November 26, 20196 yr Author 3 hours ago, johnnie.black said: That's correct but since you're not running the test from the GUI you need to disable spin down, or SMART test will be interrupted. Hmmm disk is spun down.. but it seems to be working? Offline data collection status:0x00OOfflinedatacollection activity was never started. Auto Offline Data Collection: Disabled. Self-test execution status:243Self-test routine in progress... 30% of test remaining.
November 26, 20196 yr Community Expert Looks like it is, or it should say "aborted by host", see if it finishes.
November 26, 20196 yr Author Did I mess something up? Drive is FINE? SMART Extended Self-test Log Version: 1 (1 sectors) Num Test_Description Status Remaining LifeTime(hours) LBA_of_first_error # 1 Extended offline Completed without error 00% 5588 - smart.txt
November 27, 20196 yr Community Expert That's expected, except for the recent reported_unc error SMART looked fine.
November 27, 20196 yr Author 1 hour ago, johnnie.black said: That's expected, except for the recent reported_unc error SMART looked fine. Correct, but that happened previously and no increase. So why can't I move files over? Back to the same problem.. bug with the rc?
November 27, 20196 yr Community Expert Not a bug, your data is getting corrupted, you need to find why, if you already scrubbed the other disks like recommended and corruption is limited to disk2 it's likely a disk problem, not bad sectors so not detectable by SMART, but something else, if corruption also affects other disks then it's likely other problem, like bad RAM, controller, board/CPU, etc.
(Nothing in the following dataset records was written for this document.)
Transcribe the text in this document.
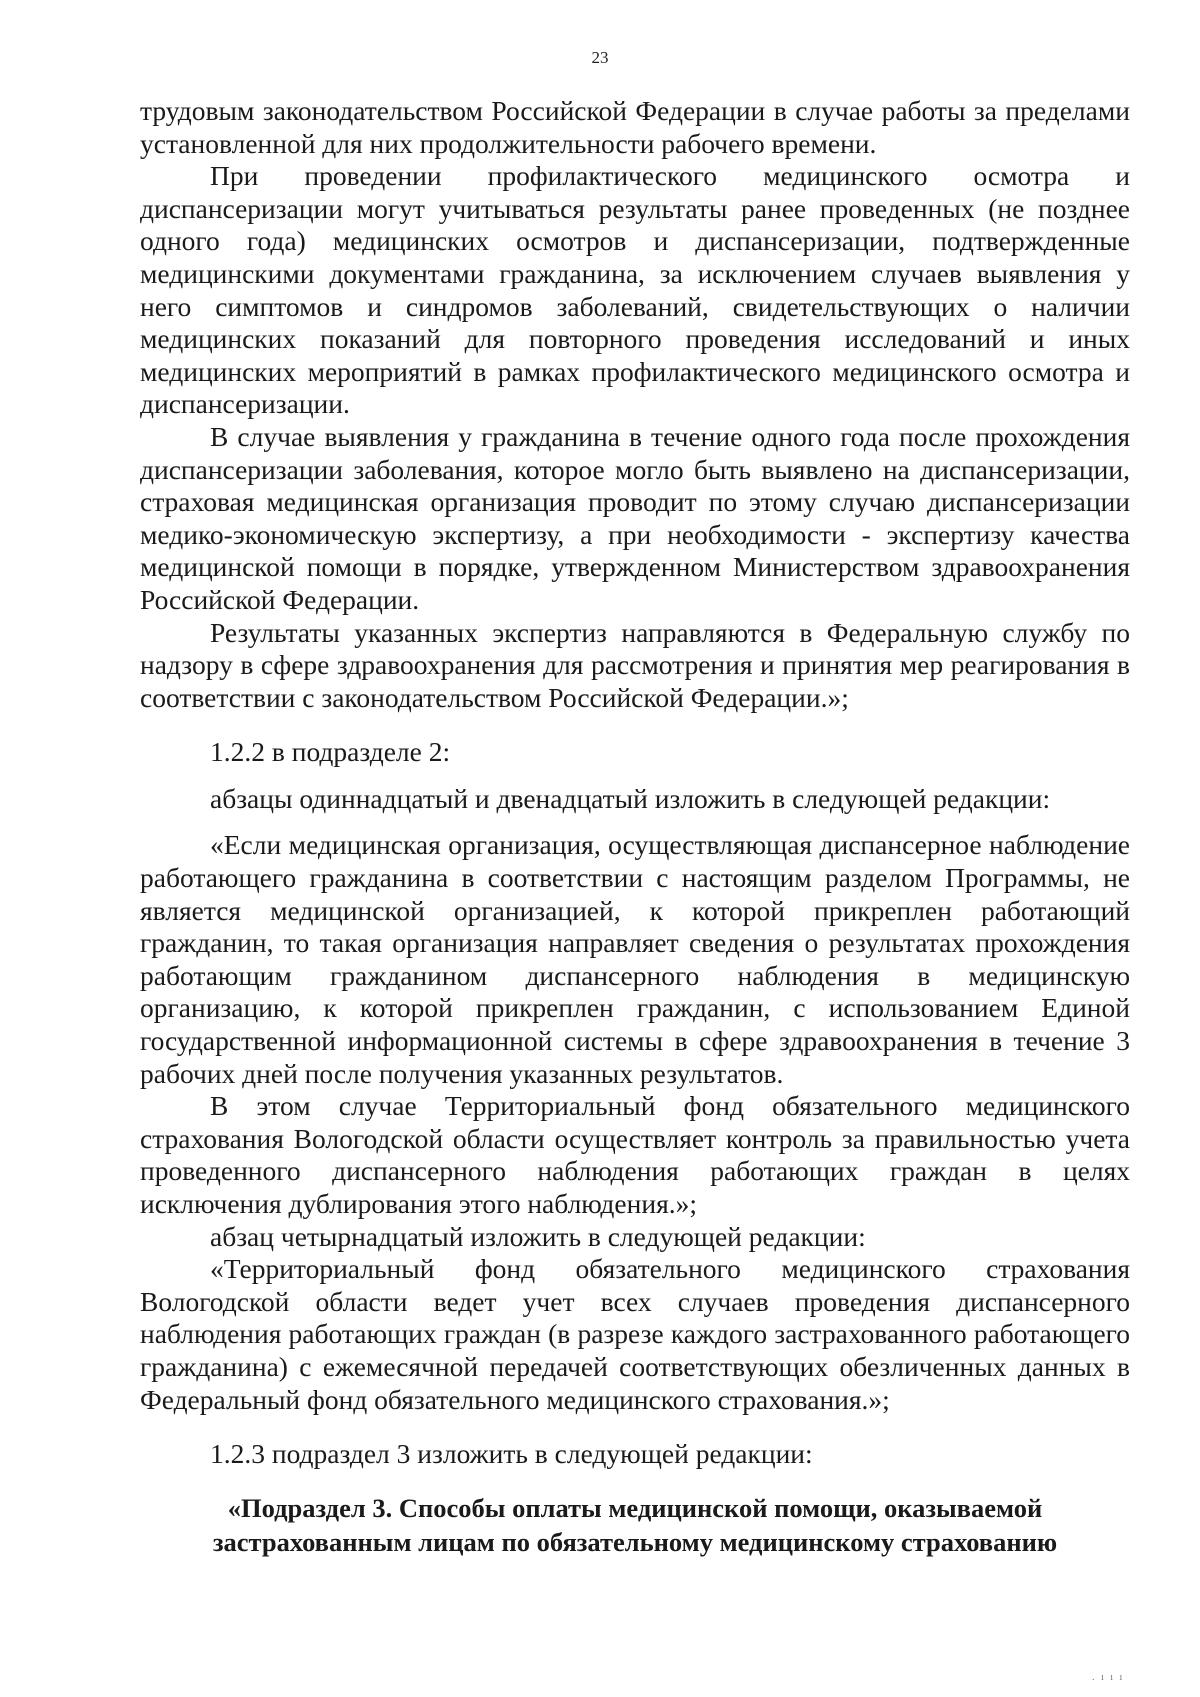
23

трудовым законодательством Российской Федерации в случае работы за пределами установленной для них продолжительности рабочего времени.

При проведении профилактического медицинского осмотра и диспансеризации могут учитываться результаты ранее проведенных (не позднее одного года) медицинских осмотров и диспансеризации, подтвержденные медицинскими документами гражданина, за исключением случаев выявления у него симптомов и синдромов заболеваний, свидетельствующих о наличии медицинских показаний для повторного проведения исследований и иных медицинских мероприятий в рамках профилактического медицинского осмотра и диспансеризации.

В случае выявления у гражданина в течение одного года после прохождения диспансеризации заболевания, которое могло быть выявлено на диспансеризации, страховая медицинская организация проводит по этому случаю диспансеризации медико-экономическую экспертизу, а при необходимости - экспертизу качества медицинской помощи в порядке, утвержденном Министерством здравоохранения Российской Федерации.

Результаты указанных экспертиз направляются в Федеральную службу по надзору в сфере здравоохранения для рассмотрения и принятия мер реагирования в соответствии с законодательством Российской Федерации.»;

1.2.2 в подразделе 2:

абзацы одиннадцатый и двенадцатый изложить в следующей редакции:

«Если медицинская организация, осуществляющая диспансерное наблюдение работающего гражданина в соответствии с настоящим разделом Программы, не является медицинской организацией, к которой прикреплен работающий гражданин, то такая организация направляет сведения о результатах прохождения работающим гражданином диспансерного наблюдения в медицинскую организацию, к которой прикреплен гражданин, с использованием Единой государственной информационной системы в сфере здравоохранения в течение 3 рабочих дней после получения указанных результатов.

В этом случае Территориальный фонд обязательного медицинского страхования Вологодской области осуществляет контроль за правильностью учета проведенного диспансерного наблюдения работающих граждан в целях исключения дублирования этого наблюдения.»;

абзац четырнадцатый изложить в следующей редакции:

«Территориальный фонд обязательного медицинского страхования Вологодской области ведет учет всех случаев проведения диспансерного наблюдения работающих граждан (в разрезе каждого застрахованного работающего гражданина) с ежемесячной передачей соответствующих обезличенных данных в Федеральный фонд обязательного медицинского страхования.»;

1.2.3 подраздел 3 изложить в следующей редакции:

«Подраздел 3. Способы оплаты медицинской помощи, оказываемой застрахованным лицам по обязательному медицинскому страхованию

. ı ı ı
November 27, 20196 yr Author 51 minutes ago, johnnie.black said: Not a bug, your data is getting corrupted, you need to find why, if you already scrubbed the other disks like recommended and corruption is limited to disk2 it's likely a disk problem, not bad sectors so not detectable by SMART, but something else, if corruption also affects other disks then it's likely other problem, like bad RAM, controller, board/CPU, etc. Everything else is fine, doing a non correcting parity check now.. 2TB left; no errors so far..
November 29, 20196 yr Community Expert Then the most logical answer would be a problem with that disk that's silently corrupting data, I would replace it.
September 28, 20205 yr Google brought me to this old thread because I get the exact same failed csum errors on my btrfs: "csum 0x2ac15d26" And it looks like we have the same model drive: Seagate Barracuda Compute ST8000DM004-2CX188 These cheap SMR clearly have some systematic problem which manifests occasionally as poorly written, then unreadable bytes. I would guess that 0x2ac15d26 is the shash_digest of all 0x00s or 0xFFs. The drive itself never reports any problem -- SMART tests always succeed. As a workaround I run scrub weekly on this FS -- it finds and fixes a few hundred errors each time (always on newly written data).